Aerospace Bristol is due to open in the summer of 2017 with the missile on its own in the exhibition. However, it is still our plan for the LCP and T86 radar to be transferred to Filton but they will not on display at the time of opening. They will remain fully under the control of the owners BMPG Ltd (us) with the enduring vision that this important Cold War defence missile system will be displayed as an entity with the public access it requires.
With Neil, Pete M, Ian and myself (Pete H) on site a good amount of work was carried out. Plenty of the usual paint scraping which led to some excitement when it uncovered a 41 Sqn badge that had been painted on the LCP door. Obviously it confirms that our LCP, Ser. No. 1022, was on a 41 Sqn section before going to Wildenrath with 25 Sqn. Richard Vernon applied his knowledge and some good detective work and we believe that LCP 1022 was (possibly) on 41 Sqn MS6 in the late 1960’s.
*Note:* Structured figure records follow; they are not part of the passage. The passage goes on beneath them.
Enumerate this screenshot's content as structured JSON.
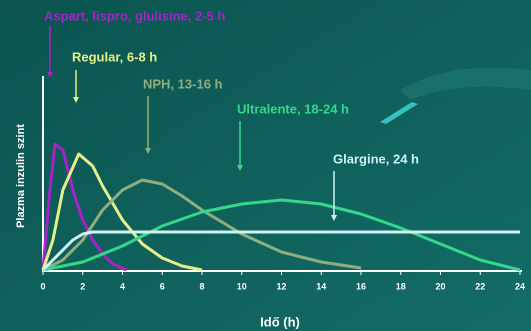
{
  "chart_data": {
    "type": "line",
    "x_label": "Idő (h)",
    "y_label": "Plazma inzulin szint",
    "xlim": [
      0,
      24
    ],
    "xticks": [
      0,
      2,
      4,
      6,
      8,
      10,
      12,
      14,
      16,
      18,
      20,
      22,
      24
    ],
    "ylim": [
      0,
      100
    ],
    "series": [
      {
        "name": "Aspart, lispro, glulisine, 2-5 h",
        "color": "#a424c8",
        "x": [
          0,
          0.3,
          0.6,
          1,
          1.5,
          2,
          2.5,
          3,
          3.5,
          4.2
        ],
        "values": [
          0,
          35,
          63,
          60,
          40,
          25,
          15,
          8,
          3,
          0
        ]
      },
      {
        "name": "Regular, 6-8 h",
        "color": "#e4f08a",
        "x": [
          0,
          0.5,
          1,
          1.8,
          2.5,
          3,
          4,
          5,
          6,
          7,
          8
        ],
        "values": [
          0,
          15,
          40,
          58,
          52,
          42,
          25,
          13,
          6,
          2,
          0
        ]
      },
      {
        "name": "NPH, 13-16 h",
        "color": "#8fae80",
        "x": [
          0,
          1,
          2,
          3,
          4,
          5,
          6,
          7,
          8,
          10,
          12,
          14,
          16
        ],
        "values": [
          0,
          5,
          15,
          30,
          40,
          45,
          43,
          37,
          30,
          18,
          9,
          4,
          1
        ]
      },
      {
        "name": "Ultralente, 18-24 h",
        "color": "#33d88a",
        "x": [
          0,
          2,
          4,
          6,
          8,
          10,
          12,
          14,
          16,
          18,
          20,
          22,
          24
        ],
        "values": [
          0,
          4,
          12,
          22,
          29,
          33,
          35,
          33,
          28,
          21,
          13,
          5,
          0
        ]
      },
      {
        "name": "Glargine, 24 h",
        "color": "#cdf2f2",
        "x": [
          0,
          0.5,
          1,
          1.5,
          2,
          2.5,
          24
        ],
        "values": [
          0,
          5,
          10,
          15,
          18,
          19,
          19
        ]
      }
    ]
  }
}
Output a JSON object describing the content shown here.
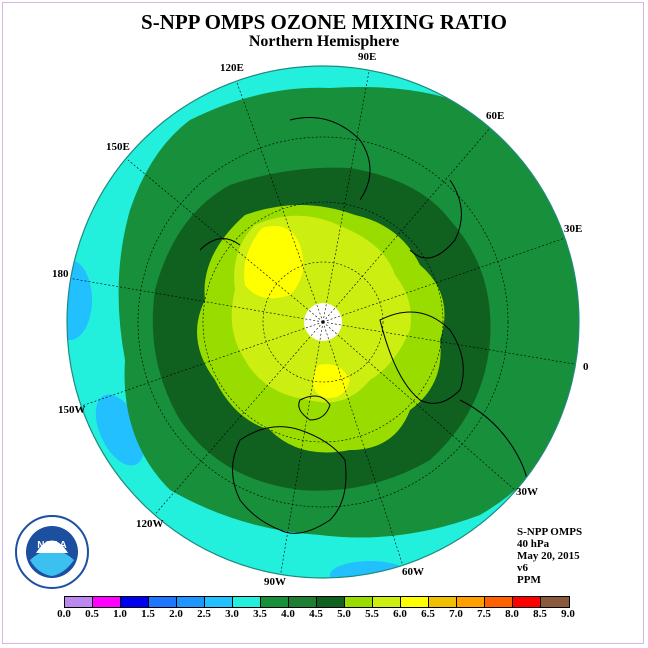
{
  "title": "S-NPP OMPS OZONE MIXING RATIO",
  "subtitle": "Northern Hemisphere",
  "longitude_labels": [
    "120E",
    "90E",
    "60E",
    "150E",
    "30E",
    "180",
    "0",
    "150W",
    "30W",
    "120W",
    "60W",
    "90W"
  ],
  "info": {
    "instrument": "S-NPP OMPS",
    "level": "40 hPa",
    "date": "May 20, 2015",
    "version": "v6",
    "units": "PPM"
  },
  "logo_text": "NOAA",
  "colorbar": {
    "ticks": [
      "0.0",
      "0.5",
      "1.0",
      "1.5",
      "2.0",
      "2.5",
      "3.0",
      "3.5",
      "4.0",
      "4.5",
      "5.0",
      "5.5",
      "6.0",
      "6.5",
      "7.0",
      "7.5",
      "8.0",
      "8.5",
      "9.0"
    ],
    "colors": [
      "#bb88ee",
      "#ddaaf4",
      "#ff00ff",
      "#0000ee",
      "#1e78ff",
      "#1e96ff",
      "#22c0ff",
      "#22f0dd",
      "#178f3b",
      "#1e7f32",
      "#106020",
      "#99dd00",
      "#ccee11",
      "#ffff00",
      "#f0c000",
      "#ffa000",
      "#ff6000",
      "#ff0000",
      "#8b5a3c"
    ]
  }
}
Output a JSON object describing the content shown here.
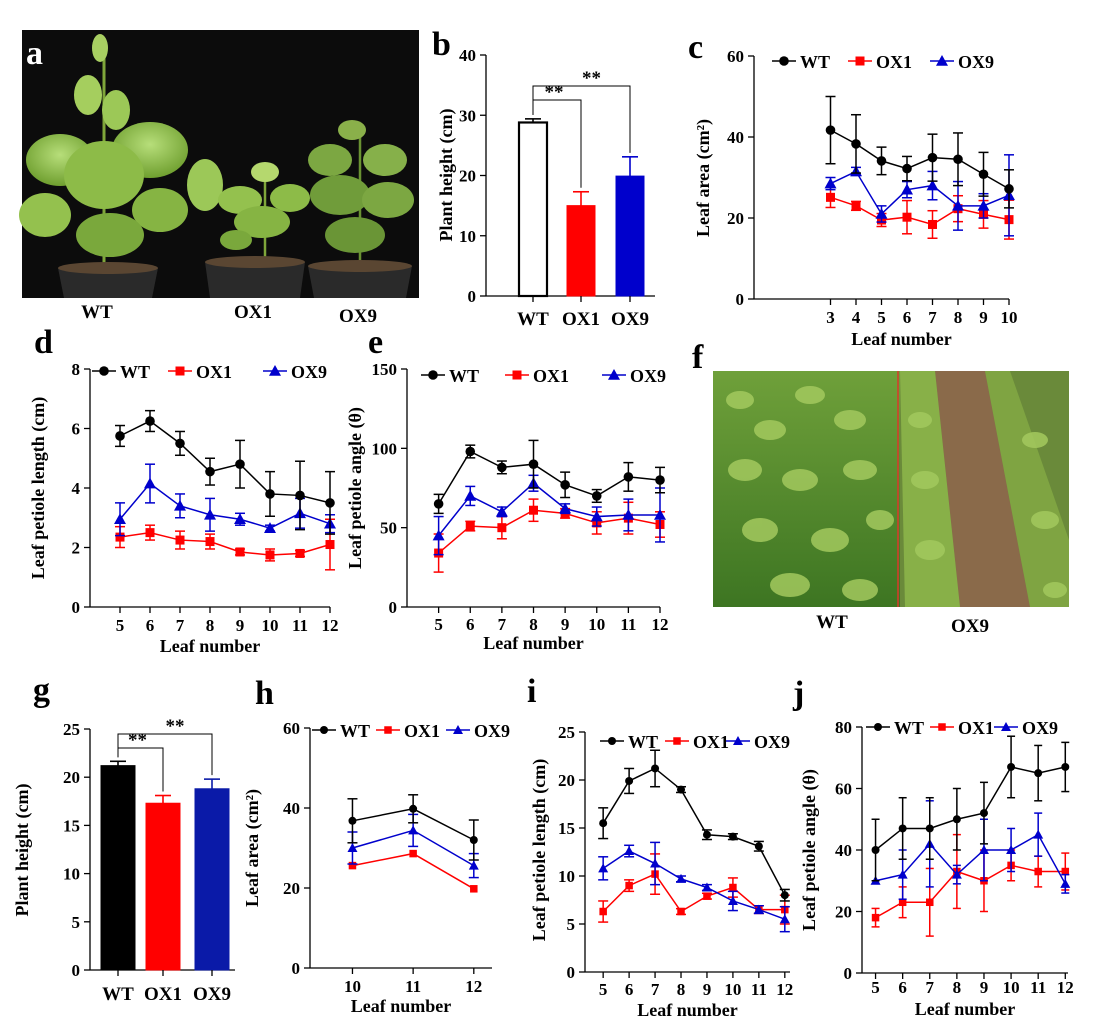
{
  "panel_labels": {
    "a": "a",
    "b": "b",
    "c": "c",
    "d": "d",
    "e": "e",
    "f": "f",
    "g": "g",
    "h": "h",
    "i": "i",
    "j": "j"
  },
  "photo_a": {
    "labels": [
      "WT",
      "OX1",
      "OX9"
    ]
  },
  "photo_f": {
    "labels": [
      "WT",
      "OX9"
    ]
  },
  "colors": {
    "WT": "#000000",
    "OX1": "#ff0000",
    "OX9": "#0000cc",
    "OX9_dark": "#0a1aa8"
  },
  "chart_data": [
    {
      "id": "b",
      "type": "bar",
      "categories": [
        "WT",
        "OX1",
        "OX9"
      ],
      "values": [
        28.8,
        15.0,
        19.9
      ],
      "errors": [
        0.6,
        2.3,
        3.2
      ],
      "fills": [
        "#ffffff",
        "#ff0000",
        "#0000cc"
      ],
      "ylabel": "Plant height (cm)",
      "ylim": [
        0,
        40
      ],
      "yticks": [
        0,
        10,
        20,
        30,
        40
      ],
      "significance": [
        {
          "from": 0,
          "to": 1,
          "label": "**"
        },
        {
          "from": 0,
          "to": 2,
          "label": "**"
        }
      ]
    },
    {
      "id": "c",
      "type": "line",
      "x": [
        3,
        4,
        5,
        6,
        7,
        8,
        9,
        10
      ],
      "xticks": [
        3,
        4,
        5,
        6,
        7,
        8,
        9,
        10
      ],
      "xlim": [
        0,
        10
      ],
      "xlabel": "Leaf number",
      "ylabel": "Leaf area (cm²)",
      "ylim": [
        0,
        60
      ],
      "yticks": [
        0,
        20,
        40,
        60
      ],
      "legend": "top",
      "series": [
        {
          "name": "WT",
          "values": [
            41.7,
            38.3,
            34.1,
            32.2,
            34.9,
            34.5,
            30.8,
            27.2
          ],
          "errors": [
            8.3,
            7.2,
            3.4,
            3.0,
            5.8,
            6.5,
            5.4,
            4.7
          ]
        },
        {
          "name": "OX1",
          "values": [
            25.1,
            23.0,
            19.5,
            20.2,
            18.4,
            22.3,
            20.9,
            19.6
          ],
          "errors": [
            2.5,
            1.1,
            1.6,
            4.1,
            3.4,
            3.2,
            3.4,
            4.8
          ]
        },
        {
          "name": "OX9",
          "values": [
            28.5,
            31.5,
            21.0,
            27.0,
            28.0,
            23.0,
            23.0,
            25.6
          ],
          "errors": [
            1.5,
            1.0,
            2.0,
            2.0,
            3.5,
            6.0,
            3.0,
            10.0
          ]
        }
      ]
    },
    {
      "id": "d",
      "type": "line",
      "x": [
        5,
        6,
        7,
        8,
        9,
        10,
        11,
        12
      ],
      "xticks": [
        5,
        6,
        7,
        8,
        9,
        10,
        11,
        12
      ],
      "xlim": [
        4,
        12
      ],
      "xlabel": "Leaf number",
      "ylabel": "Leaf petiole length (cm)",
      "ylim": [
        0,
        8
      ],
      "yticks": [
        0,
        2,
        4,
        6,
        8
      ],
      "legend": "top",
      "series": [
        {
          "name": "WT",
          "values": [
            5.75,
            6.25,
            5.5,
            4.55,
            4.8,
            3.8,
            3.75,
            3.5
          ],
          "errors": [
            0.35,
            0.35,
            0.4,
            0.45,
            0.8,
            0.75,
            1.15,
            1.05
          ]
        },
        {
          "name": "OX1",
          "values": [
            2.35,
            2.5,
            2.25,
            2.2,
            1.85,
            1.75,
            1.8,
            2.1
          ],
          "errors": [
            0.35,
            0.25,
            0.3,
            0.25,
            0.1,
            0.2,
            0.1,
            0.85
          ]
        },
        {
          "name": "OX9",
          "values": [
            2.95,
            4.15,
            3.4,
            3.1,
            2.95,
            2.65,
            3.15,
            2.8
          ],
          "errors": [
            0.55,
            0.65,
            0.4,
            0.55,
            0.2,
            0.1,
            0.5,
            0.3
          ]
        }
      ]
    },
    {
      "id": "e",
      "type": "line",
      "x": [
        5,
        6,
        7,
        8,
        9,
        10,
        11,
        12
      ],
      "xticks": [
        5,
        6,
        7,
        8,
        9,
        10,
        11,
        12
      ],
      "xlim": [
        4,
        12
      ],
      "xlabel": "Leaf number",
      "ylabel": "Leaf petiole angle (θ)",
      "ylim": [
        0,
        150
      ],
      "yticks": [
        0,
        50,
        100,
        150
      ],
      "legend": "top",
      "series": [
        {
          "name": "WT",
          "values": [
            65,
            98,
            88,
            90,
            77,
            70,
            82,
            80
          ],
          "errors": [
            6,
            4,
            4,
            15,
            8,
            4,
            9,
            8
          ]
        },
        {
          "name": "OX1",
          "values": [
            34,
            51,
            50,
            61,
            59,
            53,
            56,
            52
          ],
          "errors": [
            12,
            3,
            7,
            7,
            3,
            7,
            10,
            8
          ]
        },
        {
          "name": "OX9",
          "values": [
            45,
            70,
            60,
            78,
            62,
            57,
            58,
            58
          ],
          "errors": [
            12,
            6,
            3,
            5,
            3,
            6,
            10,
            17
          ]
        }
      ]
    },
    {
      "id": "g",
      "type": "bar",
      "categories": [
        "WT",
        "OX1",
        "OX9"
      ],
      "values": [
        21.2,
        17.3,
        18.8
      ],
      "errors": [
        0.45,
        0.8,
        1.0
      ],
      "fills": [
        "#000000",
        "#ff0000",
        "#0a1aa8"
      ],
      "ylabel": "Plant height (cm)",
      "ylim": [
        0,
        25
      ],
      "yticks": [
        0,
        5,
        10,
        15,
        20,
        25
      ],
      "significance": [
        {
          "from": 0,
          "to": 1,
          "label": "**"
        },
        {
          "from": 0,
          "to": 2,
          "label": "**"
        }
      ]
    },
    {
      "id": "h",
      "type": "line",
      "x": [
        10,
        11,
        12
      ],
      "xticks": [
        10,
        11,
        12
      ],
      "xlim": [
        9.3,
        12.3
      ],
      "xlabel": "Leaf number",
      "ylabel": "Leaf area (cm²)",
      "ylim": [
        0,
        60
      ],
      "yticks": [
        0,
        20,
        40,
        60
      ],
      "legend": "top",
      "series": [
        {
          "name": "WT",
          "values": [
            36.8,
            39.8,
            32.0
          ],
          "errors": [
            5.5,
            3.5,
            5.0
          ]
        },
        {
          "name": "OX1",
          "values": [
            25.6,
            28.6,
            19.8
          ],
          "errors": [
            0,
            0,
            0
          ]
        },
        {
          "name": "OX9",
          "values": [
            30.0,
            34.4,
            25.6
          ],
          "errors": [
            4.0,
            4.0,
            3.0
          ]
        }
      ]
    },
    {
      "id": "i",
      "type": "line",
      "x": [
        5,
        6,
        7,
        8,
        9,
        10,
        11,
        12
      ],
      "xticks": [
        5,
        6,
        7,
        8,
        9,
        10,
        11,
        12
      ],
      "xlim": [
        4.3,
        12.2
      ],
      "xlabel": "Leaf number",
      "ylabel": "Leaf petiole length (cm)",
      "ylim": [
        0,
        25
      ],
      "yticks": [
        0,
        5,
        10,
        15,
        20,
        25
      ],
      "legend": "top",
      "series": [
        {
          "name": "WT",
          "values": [
            15.5,
            19.9,
            21.2,
            19.0,
            14.3,
            14.1,
            13.1,
            8.0
          ],
          "errors": [
            1.6,
            1.3,
            1.9,
            0.3,
            0.5,
            0.3,
            0.5,
            0.6
          ]
        },
        {
          "name": "OX1",
          "values": [
            6.3,
            9.0,
            10.2,
            6.3,
            7.9,
            8.8,
            6.5,
            6.5
          ],
          "errors": [
            1.1,
            0.6,
            2.1,
            0.3,
            0.3,
            1.0,
            0.4,
            1.5
          ]
        },
        {
          "name": "OX9",
          "values": [
            10.8,
            12.6,
            11.3,
            9.7,
            8.8,
            7.4,
            6.5,
            5.5
          ],
          "errors": [
            1.2,
            0.6,
            2.2,
            0.3,
            0.3,
            1.0,
            0.4,
            1.3
          ]
        }
      ]
    },
    {
      "id": "j",
      "type": "line",
      "x": [
        5,
        6,
        7,
        8,
        9,
        10,
        11,
        12
      ],
      "xticks": [
        5,
        6,
        7,
        8,
        9,
        10,
        11,
        12
      ],
      "xlim": [
        4.5,
        12.1
      ],
      "xlabel": "Leaf number",
      "ylabel": "Leaf petiole angle (θ)",
      "ylim": [
        0,
        80
      ],
      "yticks": [
        0,
        20,
        40,
        60,
        80
      ],
      "legend": "top",
      "series": [
        {
          "name": "WT",
          "values": [
            40,
            47,
            47,
            50,
            52,
            67,
            65,
            67
          ],
          "errors": [
            10,
            10,
            10,
            10,
            10,
            10,
            9,
            8
          ]
        },
        {
          "name": "OX1",
          "values": [
            18,
            23,
            23,
            33,
            30,
            35,
            33,
            33
          ],
          "errors": [
            3,
            5,
            11,
            12,
            10,
            5,
            5,
            6
          ]
        },
        {
          "name": "OX9",
          "values": [
            30,
            32,
            42,
            32,
            40,
            40,
            45,
            29
          ],
          "errors": [
            0,
            8,
            14,
            3,
            10,
            7,
            7,
            3
          ]
        }
      ]
    }
  ]
}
One task being picked up again was the refurbishing of the covers for the cable outlets on the LCP cabin. All the rubber seals need replacing for a start! We are paying attention to detail as such items as the small, circular, chrome covers for the securing catches are being replaced as several have had their covering flaps broken off over the years. We also looked at removing the glass from the window in the E.C.’s door as the seal could do with renewing. A task we’ll only carry out if there is zero risk of damage or breaking the glass. Paint removal from the cabin has also revealed a good number of dents that have been filled before a repaint – at some time in the past. A good number of these dents appeared to be in a line so speculation ensued. Was this LCP air transported at some time and the air movements people were not that careful?
The final task was to run up the LCP and check the simulator was still serviceable, it is. The FT81 monitor had a bit of a wobble with the vertical sync taking a while to settle down. not a problem for us as if it needs removing and possibly repairing as we have a spare in the LCP.